31.10.2005 2:34 PM
Do sonho à realidade
Máquinas iniciam construção do Centro de
Excelência, no Setor Jaó, ao lado do aeroporto
por Jânio José da Silva, de O Popular.
As máquinas começaram a dar forma àquele que promete ser uma referência em termos de estrutura e formação de atletas: o Centro de Excelência do Tênis, que está sendo construído numa área de aproximadamente 80 mil metros no Setor Jaó, perto do aeroporto. A 1ª etapa deve ficar pronta dentro de um ano.
Nesse período, a intenção dos idealizadores é construir 20 quadras de tênis - pisos rápido e de saibro -, além das obras de infra-estrutura (jardinagem, sistema elétrico/hidráulico, estacionamento etc) como contrapartida que o Governo do Estado exigiu da Federação Goiana de Tênis (FGT) ao ceder a área onde funcionará o Centro.
Pan-Americano
O orçamento da obra é de R$ 5 milhões. A intenção da FGT é conseguir parcerias para levar o projeto adiante, além de contar com receita de mensalidade dos usuários do local.
O projeto, não só em termos de estrutura, arquitetura e funcionamento, é ambicioso. Personalidades ligadas ao tênis já pensam mais alto e trabalham politicamente para a concretização de um outro projeto ambicioso.
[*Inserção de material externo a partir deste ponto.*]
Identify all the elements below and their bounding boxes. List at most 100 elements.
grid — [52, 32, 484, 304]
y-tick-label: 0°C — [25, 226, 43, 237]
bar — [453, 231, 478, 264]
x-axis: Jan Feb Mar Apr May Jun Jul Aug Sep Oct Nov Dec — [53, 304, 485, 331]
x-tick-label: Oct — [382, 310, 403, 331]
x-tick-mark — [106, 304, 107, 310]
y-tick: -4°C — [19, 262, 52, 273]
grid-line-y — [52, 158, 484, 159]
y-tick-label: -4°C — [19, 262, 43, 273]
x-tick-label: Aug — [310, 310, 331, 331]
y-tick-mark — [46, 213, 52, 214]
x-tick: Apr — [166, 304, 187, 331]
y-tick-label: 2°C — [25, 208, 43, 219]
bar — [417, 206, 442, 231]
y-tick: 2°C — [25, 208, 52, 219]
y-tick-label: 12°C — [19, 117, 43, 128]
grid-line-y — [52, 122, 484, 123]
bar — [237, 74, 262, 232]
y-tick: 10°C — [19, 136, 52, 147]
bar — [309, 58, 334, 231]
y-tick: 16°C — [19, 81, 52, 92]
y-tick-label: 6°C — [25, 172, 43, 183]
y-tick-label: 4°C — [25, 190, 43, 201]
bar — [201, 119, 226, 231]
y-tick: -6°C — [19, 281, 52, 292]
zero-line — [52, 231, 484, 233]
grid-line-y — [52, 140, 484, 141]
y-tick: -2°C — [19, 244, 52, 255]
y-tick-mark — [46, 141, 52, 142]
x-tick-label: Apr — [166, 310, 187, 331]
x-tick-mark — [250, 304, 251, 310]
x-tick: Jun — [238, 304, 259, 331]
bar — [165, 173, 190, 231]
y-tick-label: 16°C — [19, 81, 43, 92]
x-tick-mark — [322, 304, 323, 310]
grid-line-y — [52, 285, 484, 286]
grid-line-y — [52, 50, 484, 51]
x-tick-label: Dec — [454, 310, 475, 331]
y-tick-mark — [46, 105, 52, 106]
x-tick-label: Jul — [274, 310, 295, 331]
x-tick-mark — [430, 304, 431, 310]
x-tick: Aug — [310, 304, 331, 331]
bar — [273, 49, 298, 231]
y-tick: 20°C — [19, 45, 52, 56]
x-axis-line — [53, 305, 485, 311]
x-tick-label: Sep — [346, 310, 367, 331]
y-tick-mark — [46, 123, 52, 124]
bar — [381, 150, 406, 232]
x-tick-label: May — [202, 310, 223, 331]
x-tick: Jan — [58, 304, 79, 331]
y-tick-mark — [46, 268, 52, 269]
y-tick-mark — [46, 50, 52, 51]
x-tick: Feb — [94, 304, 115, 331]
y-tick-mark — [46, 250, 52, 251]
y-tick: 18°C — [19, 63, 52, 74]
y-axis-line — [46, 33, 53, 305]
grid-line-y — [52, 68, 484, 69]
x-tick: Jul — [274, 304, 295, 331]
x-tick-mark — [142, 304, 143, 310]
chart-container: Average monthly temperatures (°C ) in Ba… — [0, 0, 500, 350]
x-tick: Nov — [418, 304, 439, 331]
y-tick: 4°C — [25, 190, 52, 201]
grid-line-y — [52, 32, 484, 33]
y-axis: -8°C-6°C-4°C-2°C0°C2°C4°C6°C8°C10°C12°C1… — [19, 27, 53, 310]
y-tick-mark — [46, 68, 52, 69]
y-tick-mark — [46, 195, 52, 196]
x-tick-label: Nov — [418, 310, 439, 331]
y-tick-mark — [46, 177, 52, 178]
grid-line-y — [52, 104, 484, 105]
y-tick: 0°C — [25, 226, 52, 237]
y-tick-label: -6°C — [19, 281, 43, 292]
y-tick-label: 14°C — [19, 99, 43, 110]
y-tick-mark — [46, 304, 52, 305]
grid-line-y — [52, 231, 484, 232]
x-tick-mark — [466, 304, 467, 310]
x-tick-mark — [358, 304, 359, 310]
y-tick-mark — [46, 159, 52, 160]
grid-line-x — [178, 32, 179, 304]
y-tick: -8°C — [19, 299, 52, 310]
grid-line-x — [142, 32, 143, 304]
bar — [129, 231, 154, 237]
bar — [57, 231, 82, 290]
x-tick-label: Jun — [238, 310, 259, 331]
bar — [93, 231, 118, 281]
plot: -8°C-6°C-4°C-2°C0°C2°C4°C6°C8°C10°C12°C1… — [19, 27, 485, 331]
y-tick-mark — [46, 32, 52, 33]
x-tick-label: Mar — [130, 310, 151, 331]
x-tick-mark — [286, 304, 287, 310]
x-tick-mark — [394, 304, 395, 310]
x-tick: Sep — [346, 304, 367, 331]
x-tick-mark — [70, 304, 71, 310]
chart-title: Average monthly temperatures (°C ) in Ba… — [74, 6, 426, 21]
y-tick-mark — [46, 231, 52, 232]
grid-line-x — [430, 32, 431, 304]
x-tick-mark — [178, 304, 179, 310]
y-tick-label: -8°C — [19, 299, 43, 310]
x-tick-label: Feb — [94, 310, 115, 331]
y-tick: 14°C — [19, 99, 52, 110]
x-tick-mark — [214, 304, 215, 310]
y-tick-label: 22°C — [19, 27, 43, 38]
"Queremos trazer para Goiás as disputas de tênis dos Jogos Pan-Americanos de 2007 [a competição será no Rio de Janeiro]. Já estamos trabalhando essa idéia, pois acreditamos que vários esportes do Pan serão disputados em outras cidades", revelou o presidente da FGT, Luís Silva. Segundo ele, as grandes competições esportivas, como Olimpíadas e Copas do Mundo, caminham para a descentralização.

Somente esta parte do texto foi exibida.